Il y 100 ans, dans le diocèse d’Avignon : Mars 1915

3 mars 2015

Tout au long de ces chroniques, nous n’avons pour d’autre prétention que de cueillir quelques fleurs au gré des événements rapportés par la Semaine Religieuse de notre diocèse, rappelant l’histoire de ceux qui nous ont précédé, de ce qu’ils ont vécu, de ce qu’ils ont fait, de ce qu’ils ont été ; recueillant leurs souvenirs, leur témoignage, leurs expériences ; évoquant les figures marquantes, même modestes, de nos pères dans la foi ; nourrissant ainsi le cœur de notre esprit de famille.

C’est dans cet esprit, qu’à la suite d’un article sur l’abbé Marcel Bagnol, en novembre 2014, grâce à sa famille et à la diligence de l’abbé Charles-Bernard Savoldelli, nous avons pu retrouver une photo de lui en soldat.

Comment ne pas reconnaître dans les paroles de Mgr Latty, citant le Souverain Pontife, un enseignement d’une actualité troublante. En rappelant que le Royaume de Dieu est charité, cette charité qui est le cœur de l’enseignement évangélique et dont le pape affirme qu’elle sera « notre objectif et comme l’entreprise spéciale de notre pontificat ».

Mais il sent « son cœur de Père violemment déchiré » ; car il voit aussi « les haines de race qui sont portées au paroxysme et les rancunes qui divisent les peuples encore plus que leurs frontières ». Mgr Latty médite sur ces paroles dans une longue litanie introduite par ces mots « on ne saurait être indifférent et insensibles en face de barbares qui, systématiquement et par ordre, ont violé tous les droits et commis toutes les atrocités ».

 Il n’y a pas de complaisance dans le mal, mais on perçoit combien le pasteur de notre diocèse voudrait rendre compte de l’horreur et des atrocités engendrées par ces conflits.

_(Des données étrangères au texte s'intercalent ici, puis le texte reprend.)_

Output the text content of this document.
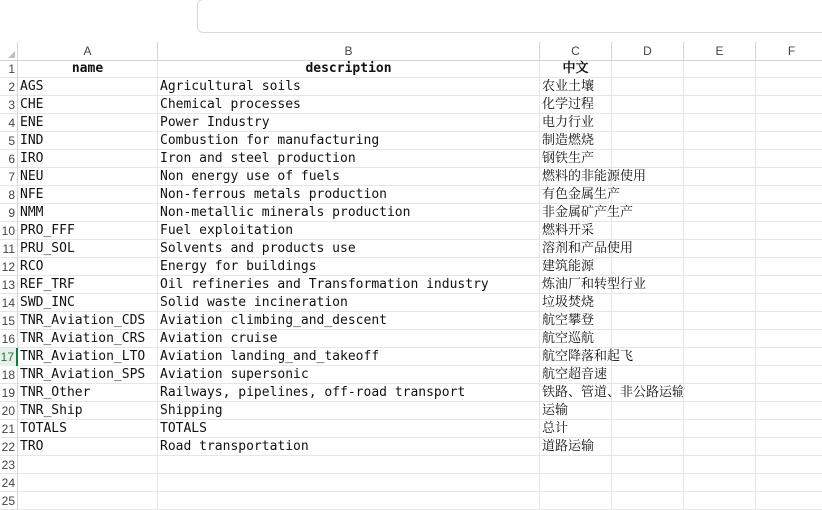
A	B	C	D	E	F
1	name	description	中文
2 AGS	Agricultural soils	农业土壤
3 CHE	Chemical processes	化学过程
4 ENE	Power Industry	电力行业
5 IND	Combustion for manufacturing	制造燃烧
6 IRO	Iron and steel production	钢铁生产
7 NEU	Non energy use of fuels	燃料的非能源使用
8 NFE	Non-ferrous metals production	有色金属生产
9 NMM	Non-metallic minerals production	非金属矿产生产
10 PRO_FFF	Fuel exploitation	燃料开采
11 PRU_SOL	Solvents and products use	溶剂和产品使用
12 RCO	Energy for buildings	建筑能源
13 REF_TRF	Oil refineries and Transformation industry	炼油厂和转型行业
14 SWD_INC	Solid waste incineration	垃圾焚烧
15 TNR_Aviation_CDS	Aviation climbing_and_descent	航空攀登
16 TNR_Aviation_CRS	Aviation cruise	航空巡航
17 TNR_Aviation_LTO	Aviation landing_and_takeoff	航空降落和起飞
18 TNR_Aviation_SPS	Aviation supersonic	航空超音速
19 TNR_Other	Railways, pipelines, off-road transport	铁路、管道、非公路运输
20 TNR_Ship	Shipping	运输
21 TOTALS	TOTALS	总计
22 TRO	Road transportation	道路运输
23
24
25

Il achève cette triste liste en condamnant ces barbares qui « sans scrupule et sans pudeur, ne cessent de couvrir du saint nom de Dieu leurs œuvres de rapine et de meurtre, eux qui bouleversent l’ordre et le paix du monde, cet ouvrage de Dieu ; eux qui foulent aux pieds le droit, la liberté, l’honneur, ces dons de Dieu ; eux qui brûlent les églises de Dieu, outragent les vierges consacrées à Dieu ! ». Il conclue enfin tout son propos en rappelant à chacun le devoir de vivre en communion, en laissant de côté les « dissensions et (les) discordes entre les catholiques eux-mêmes ».

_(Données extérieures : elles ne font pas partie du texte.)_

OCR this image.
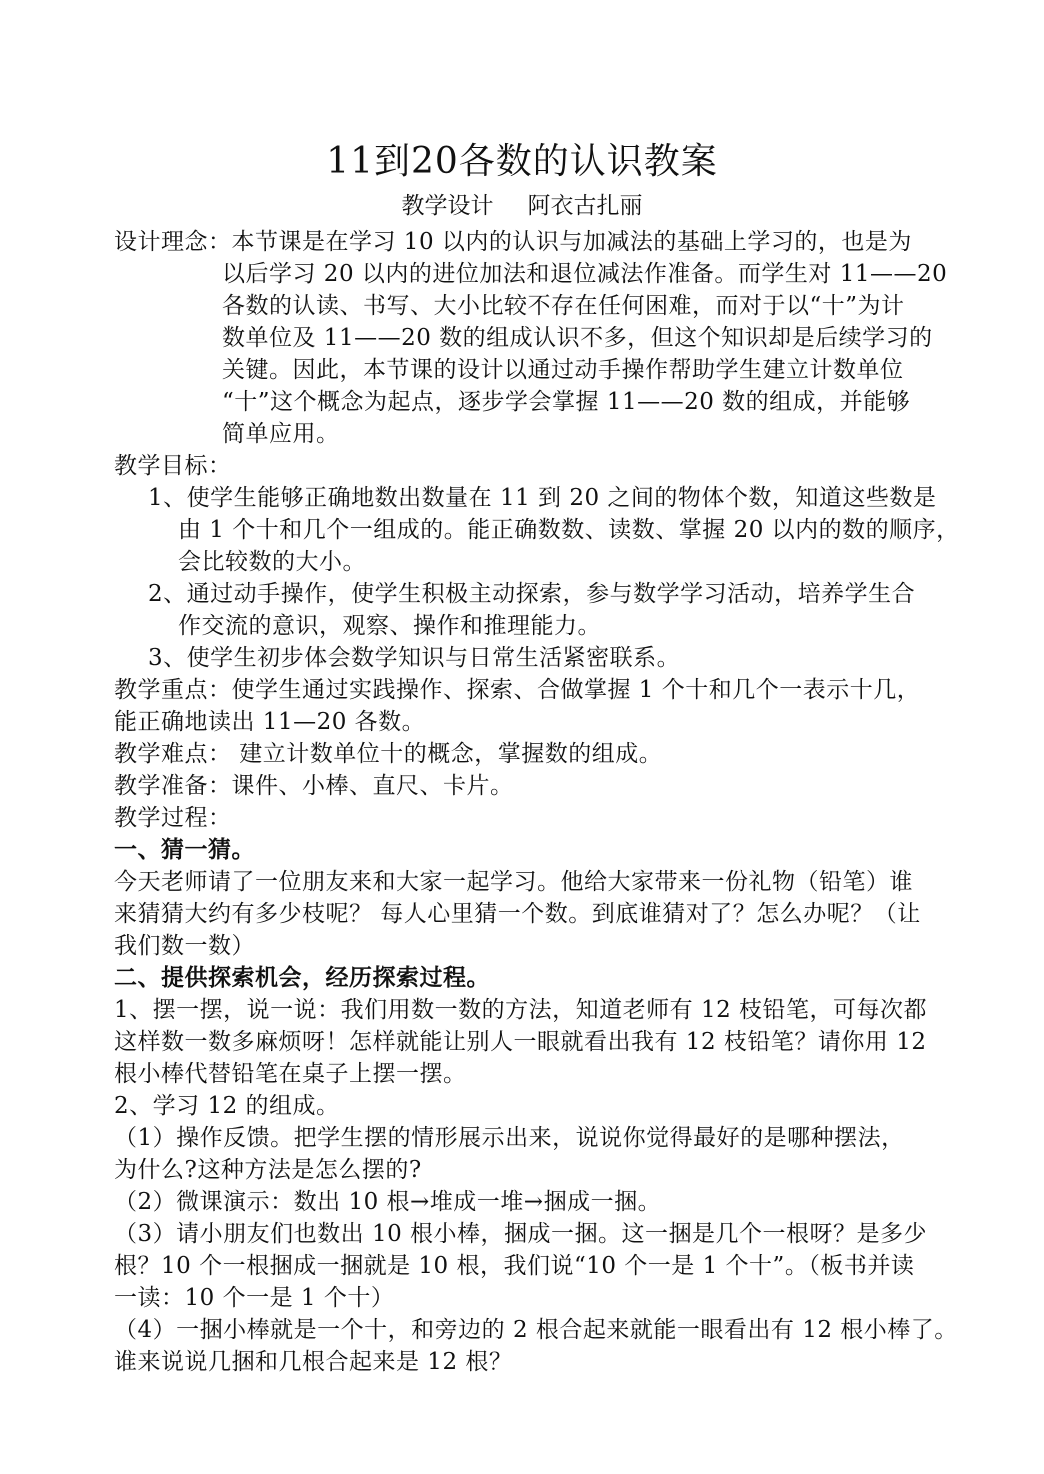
11到20各数的认识教案
教学设计 阿衣古扎丽
设计理念：本节课是在学习 10 以内的认识与加减法的基础上学习的，也是为
以后学习 20 以内的进位加法和退位减法作准备。而学生对 11——20
各数的认读、书写、大小比较不存在任何困难，而对于以“十”为计
数单位及 11——20 数的组成认识不多，但这个知识却是后续学习的
关键。因此，本节课的设计以通过动手操作帮助学生建立计数单位
“十”这个概念为起点，逐步学会掌握 11——20 数的组成，并能够
简单应用。
教学目标：
1、使学生能够正确地数出数量在 11 到 20 之间的物体个数，知道这些数是
由 1 个十和几个一组成的。能正确数数、读数、掌握 20 以内的数的顺序，
会比较数的大小。
2、通过动手操作，使学生积极主动探索，参与数学学习活动，培养学生合
作交流的意识，观察、操作和推理能力。
3、使学生初步体会数学知识与日常生活紧密联系。
教学重点：使学生通过实践操作、探索、合做掌握 1 个十和几个一表示十几，
能正确地读出 11—20 各数。
教学难点： 建立计数单位十的概念，掌握数的组成。
教学准备：课件、小棒、直尺、卡片。
教学过程：
一、猜一猜。
今天老师请了一位朋友来和大家一起学习。他给大家带来一份礼物（铅笔）谁
来猜猜大约有多少枝呢？ 每人心里猜一个数。到底谁猜对了？怎么办呢？（让
我们数一数）
二、提供探索机会，经历探索过程。
1、摆一摆，说一说：我们用数一数的方法，知道老师有 12 枝铅笔，可每次都
这样数一数多麻烦呀！怎样就能让别人一眼就看出我有 12 枝铅笔？请你用 12
根小棒代替铅笔在桌子上摆一摆。
2、学习 12 的组成。
（1）操作反馈。把学生摆的情形展示出来，说说你觉得最好的是哪种摆法，
为什么?这种方法是怎么摆的?
（2）微课演示：数出 10 根→堆成一堆→捆成一捆。
（3）请小朋友们也数出 10 根小棒，捆成一捆。这一捆是几个一根呀？是多少
根？10 个一根捆成一捆就是 10 根，我们说“10 个一是 1 个十”。（板书并读
一读：10 个一是 1 个十）
（4）一捆小棒就是一个十，和旁边的 2 根合起来就能一眼看出有 12 根小棒了。
谁来说说几捆和几根合起来是 12 根？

Au fond de la place Pignotte, en prenant la rue Paul Saïn, nous nous trouvons la belle façade de la chapelle de Notre Dame de Conversion ou de la Congrégation des Hommes. Cette chapelle fut construite par le maçon François Lamy, puis Esprit-Antoine Rochas (1751-1753). C’est dans cette chapelle que chaque dimanche une messe est « spécialement réservée MM. Les militaires ». Le 7 mars 1915, pour le III° Dimanche de Carême, Mgr l’Archevêque y présida la messe et adressa la parole aux soldats. Après leur avoir dit tout son attachement et la reconnaissance de chacun, commentant les paroles de l’Evangile « heureux ceux qui écoutent la parole de Dieu et qui en font la règle de leur conduite », il les met en garde contre l’esprit de mensonge, à cet esprit du mal, à ce redoutable ennemi qui nous tente de toutes manières, en particulier par les mauvais exemples ou les suggestions perfides de ceux qui le suivent, et par les séductions variées qu’il sème sous nos pas. » Et il semble bien que Mgr l’Archevêque ait, au moins, prêché pour cette messe, chaque dimanche jusqu’aux Rameaux.

Ce mois de mars sera aussi marqué par la fermeture du Petit Séminaire à cause d’un « cas presque foudroyant de maladie infectieuse », pour éviter toute contagion. Par ailleurs, le Petit Séminaire est aussi réquisitionné pour abriter des réfugiés.